The 185,000-bpd refinery of Monroe Energy in Trainer, Pennsylvania ran out of oil due to shipment delays caused by hurricane activity in the Caribbean, shipping data and a source close to the company, as quoted by Reuters, revealed.
The shipment that caused the idling of several units at the facility was the VLCC C. Innovator, carrying West African crude, which encountered rough waters that hurricanes Maria and Jose caused. The vessel loaded in Nigeria on September 4, and 19 days later was anchored at the mouth of the Delaware River, off the Pennsylvania coast.
Kpler data confirmed the location of the vessel, adding that it carries 1.6 million barrels of crude. The Paris-based data provider also said that the VLCC’s presence at the Big Stone anchorage, where cargo is transferred from larger to smaller vessels, is causing a headache. The place has been quite busy in the last few days, and a VLCC’s presence among the vessels is not helping other vessels reach the coast.

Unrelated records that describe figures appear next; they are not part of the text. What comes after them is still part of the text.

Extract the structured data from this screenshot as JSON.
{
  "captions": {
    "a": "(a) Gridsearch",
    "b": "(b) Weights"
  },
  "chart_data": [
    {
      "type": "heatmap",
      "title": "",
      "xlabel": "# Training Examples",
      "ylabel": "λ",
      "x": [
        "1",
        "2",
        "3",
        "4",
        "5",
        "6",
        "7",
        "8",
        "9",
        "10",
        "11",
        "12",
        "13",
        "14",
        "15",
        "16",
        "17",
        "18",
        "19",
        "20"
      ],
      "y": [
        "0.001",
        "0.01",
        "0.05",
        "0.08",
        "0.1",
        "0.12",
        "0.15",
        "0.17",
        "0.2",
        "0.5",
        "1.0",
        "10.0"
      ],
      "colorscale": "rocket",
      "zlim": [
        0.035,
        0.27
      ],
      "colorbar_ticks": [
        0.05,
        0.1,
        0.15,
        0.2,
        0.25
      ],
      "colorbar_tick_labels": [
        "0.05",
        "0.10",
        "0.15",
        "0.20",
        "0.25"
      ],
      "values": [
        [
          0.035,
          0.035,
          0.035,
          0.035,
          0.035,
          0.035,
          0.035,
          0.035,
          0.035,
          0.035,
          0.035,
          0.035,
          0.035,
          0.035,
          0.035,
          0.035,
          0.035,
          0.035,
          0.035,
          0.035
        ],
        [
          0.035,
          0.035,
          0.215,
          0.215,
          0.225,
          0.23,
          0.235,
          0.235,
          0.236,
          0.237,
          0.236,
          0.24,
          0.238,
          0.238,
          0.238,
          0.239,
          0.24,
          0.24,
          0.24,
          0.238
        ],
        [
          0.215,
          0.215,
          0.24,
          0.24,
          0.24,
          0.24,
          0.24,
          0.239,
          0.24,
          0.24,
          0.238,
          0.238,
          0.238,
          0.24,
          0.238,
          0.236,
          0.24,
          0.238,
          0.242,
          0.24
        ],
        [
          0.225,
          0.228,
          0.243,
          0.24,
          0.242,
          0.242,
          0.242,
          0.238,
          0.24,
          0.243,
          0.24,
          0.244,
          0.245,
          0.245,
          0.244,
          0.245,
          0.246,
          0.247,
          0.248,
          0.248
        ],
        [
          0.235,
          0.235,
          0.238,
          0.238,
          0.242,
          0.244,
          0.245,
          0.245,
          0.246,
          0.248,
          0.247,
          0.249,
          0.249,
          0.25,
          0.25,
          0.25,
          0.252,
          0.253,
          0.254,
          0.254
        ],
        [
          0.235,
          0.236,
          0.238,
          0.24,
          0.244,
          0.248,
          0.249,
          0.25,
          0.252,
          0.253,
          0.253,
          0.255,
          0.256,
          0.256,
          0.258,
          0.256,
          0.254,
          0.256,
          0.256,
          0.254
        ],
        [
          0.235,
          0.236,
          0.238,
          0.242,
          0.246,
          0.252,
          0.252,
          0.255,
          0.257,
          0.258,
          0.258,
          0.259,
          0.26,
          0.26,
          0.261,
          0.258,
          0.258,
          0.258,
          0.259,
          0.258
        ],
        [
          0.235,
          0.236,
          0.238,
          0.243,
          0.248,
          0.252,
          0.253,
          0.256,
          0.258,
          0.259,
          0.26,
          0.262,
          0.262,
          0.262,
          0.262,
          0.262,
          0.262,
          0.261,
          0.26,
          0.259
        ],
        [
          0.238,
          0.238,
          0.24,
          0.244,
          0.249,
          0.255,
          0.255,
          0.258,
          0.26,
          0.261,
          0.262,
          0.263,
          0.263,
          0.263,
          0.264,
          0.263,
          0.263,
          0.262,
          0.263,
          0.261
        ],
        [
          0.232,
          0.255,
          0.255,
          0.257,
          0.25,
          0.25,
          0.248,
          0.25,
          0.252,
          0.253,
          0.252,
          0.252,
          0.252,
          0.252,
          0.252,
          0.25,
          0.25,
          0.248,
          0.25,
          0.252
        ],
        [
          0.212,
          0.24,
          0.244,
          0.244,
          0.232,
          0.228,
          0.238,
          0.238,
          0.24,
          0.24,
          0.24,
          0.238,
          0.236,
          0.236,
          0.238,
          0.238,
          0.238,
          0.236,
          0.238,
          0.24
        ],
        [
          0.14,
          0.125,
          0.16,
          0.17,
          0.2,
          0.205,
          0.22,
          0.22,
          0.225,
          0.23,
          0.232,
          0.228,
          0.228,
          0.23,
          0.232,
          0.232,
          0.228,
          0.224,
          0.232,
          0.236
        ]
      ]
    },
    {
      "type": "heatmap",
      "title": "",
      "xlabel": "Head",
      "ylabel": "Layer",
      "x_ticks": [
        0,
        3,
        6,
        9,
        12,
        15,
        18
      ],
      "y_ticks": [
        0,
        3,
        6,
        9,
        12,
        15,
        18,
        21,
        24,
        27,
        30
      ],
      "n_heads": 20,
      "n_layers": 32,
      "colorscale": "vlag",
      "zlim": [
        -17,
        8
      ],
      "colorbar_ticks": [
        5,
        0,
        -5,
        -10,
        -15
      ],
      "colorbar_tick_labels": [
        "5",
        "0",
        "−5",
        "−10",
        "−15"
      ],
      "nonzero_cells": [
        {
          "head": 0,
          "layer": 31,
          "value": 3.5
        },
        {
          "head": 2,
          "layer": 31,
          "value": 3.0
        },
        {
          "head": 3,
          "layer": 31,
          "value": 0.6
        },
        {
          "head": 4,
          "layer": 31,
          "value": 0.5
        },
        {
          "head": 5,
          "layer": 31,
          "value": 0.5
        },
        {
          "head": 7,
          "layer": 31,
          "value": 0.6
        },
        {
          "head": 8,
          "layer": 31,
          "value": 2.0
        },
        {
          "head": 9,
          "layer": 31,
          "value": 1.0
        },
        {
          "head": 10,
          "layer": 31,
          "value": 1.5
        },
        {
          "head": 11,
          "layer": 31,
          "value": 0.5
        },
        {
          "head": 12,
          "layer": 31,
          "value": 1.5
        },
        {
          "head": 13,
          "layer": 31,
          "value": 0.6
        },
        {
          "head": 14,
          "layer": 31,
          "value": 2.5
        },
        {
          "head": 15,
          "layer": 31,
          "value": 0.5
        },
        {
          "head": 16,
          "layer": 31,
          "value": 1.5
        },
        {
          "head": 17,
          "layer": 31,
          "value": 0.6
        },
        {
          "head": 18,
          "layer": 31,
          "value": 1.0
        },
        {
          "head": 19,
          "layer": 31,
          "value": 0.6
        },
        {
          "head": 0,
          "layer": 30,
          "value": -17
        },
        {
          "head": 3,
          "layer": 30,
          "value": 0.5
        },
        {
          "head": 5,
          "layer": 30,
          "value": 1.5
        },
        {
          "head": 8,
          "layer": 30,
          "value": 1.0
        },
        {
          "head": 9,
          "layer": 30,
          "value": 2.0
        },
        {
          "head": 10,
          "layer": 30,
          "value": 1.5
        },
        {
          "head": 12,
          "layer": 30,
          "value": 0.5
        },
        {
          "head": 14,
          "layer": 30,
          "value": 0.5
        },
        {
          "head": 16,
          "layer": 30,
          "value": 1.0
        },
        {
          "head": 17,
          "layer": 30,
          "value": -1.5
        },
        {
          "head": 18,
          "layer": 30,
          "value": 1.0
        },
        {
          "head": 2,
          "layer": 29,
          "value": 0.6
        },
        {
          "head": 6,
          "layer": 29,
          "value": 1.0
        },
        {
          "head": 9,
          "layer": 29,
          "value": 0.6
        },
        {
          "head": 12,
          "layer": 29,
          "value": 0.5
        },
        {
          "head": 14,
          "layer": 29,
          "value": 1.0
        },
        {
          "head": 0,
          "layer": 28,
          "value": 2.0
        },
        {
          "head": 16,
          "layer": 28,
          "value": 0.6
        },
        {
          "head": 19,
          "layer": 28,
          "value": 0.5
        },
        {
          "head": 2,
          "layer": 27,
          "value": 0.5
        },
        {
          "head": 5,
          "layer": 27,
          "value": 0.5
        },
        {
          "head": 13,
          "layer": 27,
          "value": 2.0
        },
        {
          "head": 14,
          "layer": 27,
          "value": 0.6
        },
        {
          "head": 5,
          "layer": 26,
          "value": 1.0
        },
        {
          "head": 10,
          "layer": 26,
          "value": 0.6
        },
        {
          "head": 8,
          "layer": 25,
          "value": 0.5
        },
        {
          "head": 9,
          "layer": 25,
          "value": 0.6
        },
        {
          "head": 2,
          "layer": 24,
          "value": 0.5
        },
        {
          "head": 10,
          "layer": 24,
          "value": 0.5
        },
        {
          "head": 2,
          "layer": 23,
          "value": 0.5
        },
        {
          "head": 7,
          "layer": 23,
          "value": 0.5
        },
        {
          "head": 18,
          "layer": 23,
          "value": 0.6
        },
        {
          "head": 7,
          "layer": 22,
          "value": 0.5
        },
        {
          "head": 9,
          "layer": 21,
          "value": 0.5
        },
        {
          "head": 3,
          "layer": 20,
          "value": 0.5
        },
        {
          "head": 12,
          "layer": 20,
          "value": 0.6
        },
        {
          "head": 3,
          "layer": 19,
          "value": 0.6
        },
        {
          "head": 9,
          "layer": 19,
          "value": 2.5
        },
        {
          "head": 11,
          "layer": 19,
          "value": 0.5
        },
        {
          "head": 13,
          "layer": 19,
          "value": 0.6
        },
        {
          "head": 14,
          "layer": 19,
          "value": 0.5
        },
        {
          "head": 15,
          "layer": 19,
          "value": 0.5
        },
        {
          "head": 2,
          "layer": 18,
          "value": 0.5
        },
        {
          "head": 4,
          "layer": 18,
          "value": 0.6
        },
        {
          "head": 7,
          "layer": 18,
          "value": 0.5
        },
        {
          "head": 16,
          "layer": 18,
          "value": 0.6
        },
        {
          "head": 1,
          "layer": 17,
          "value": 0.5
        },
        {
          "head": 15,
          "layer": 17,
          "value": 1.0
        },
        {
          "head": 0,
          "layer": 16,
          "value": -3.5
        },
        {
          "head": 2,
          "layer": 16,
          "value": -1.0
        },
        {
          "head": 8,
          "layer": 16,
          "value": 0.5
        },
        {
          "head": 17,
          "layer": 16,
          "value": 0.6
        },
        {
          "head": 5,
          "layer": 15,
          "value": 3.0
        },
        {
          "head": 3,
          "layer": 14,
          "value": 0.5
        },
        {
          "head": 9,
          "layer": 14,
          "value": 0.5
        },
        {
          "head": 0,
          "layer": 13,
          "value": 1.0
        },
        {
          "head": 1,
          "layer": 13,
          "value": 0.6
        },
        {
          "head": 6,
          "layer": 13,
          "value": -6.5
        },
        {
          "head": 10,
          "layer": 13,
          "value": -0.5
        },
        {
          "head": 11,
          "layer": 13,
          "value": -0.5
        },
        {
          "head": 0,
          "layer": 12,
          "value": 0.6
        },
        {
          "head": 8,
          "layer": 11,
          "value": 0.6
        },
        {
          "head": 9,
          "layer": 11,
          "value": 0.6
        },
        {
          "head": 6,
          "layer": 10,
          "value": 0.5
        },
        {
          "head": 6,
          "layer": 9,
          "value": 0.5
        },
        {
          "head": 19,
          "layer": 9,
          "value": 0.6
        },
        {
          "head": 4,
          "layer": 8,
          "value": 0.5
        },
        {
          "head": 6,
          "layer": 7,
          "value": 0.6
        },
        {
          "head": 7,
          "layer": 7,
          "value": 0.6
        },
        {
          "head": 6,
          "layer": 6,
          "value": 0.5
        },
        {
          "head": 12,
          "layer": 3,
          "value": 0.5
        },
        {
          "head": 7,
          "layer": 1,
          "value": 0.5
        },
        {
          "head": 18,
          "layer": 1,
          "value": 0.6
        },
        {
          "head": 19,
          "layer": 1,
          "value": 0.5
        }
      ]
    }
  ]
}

Reuters notes in its report on the event that VLCCs cannot unload its cargo directly at a refinery on the East Coast and it can’t unload at most U.S. ports due to their size. Instead, they are anchored in deep waters and the oil is first transferred to smaller vessels that then take it to shore.
Hurricane Maria is currently moving up the U.S. Atlantic Coast, and forecasts indicate that it will be downgraded to a tropical storm before it reaches the North Carolina coast. From there, the hurricane is expected to head east, reaching the UK coast during the weekend, along with another hurricane, Lee. At its height, Maria devastated Puerto Rico.
The worst hurricane this season to hit the U.S. coast was Harvey, which shut down about a fifth of national refining capacity, causing major buildups in crude oil inventories. The shutdowns came a few weeks before many refineries were scheduled to enter maintenance, and some were forced to do so as they had delayed regular maintenance work for weeks and even months, Bloomberg reported last week.
There were, as of September 19, at least 13 refineries that have delayed maintenance, and their combined capacity is 3.27 million bps, so we may expect further inventory builds, despite yesterday’s API estimate, which said crude oil inventories had declined by 761,000 barrels.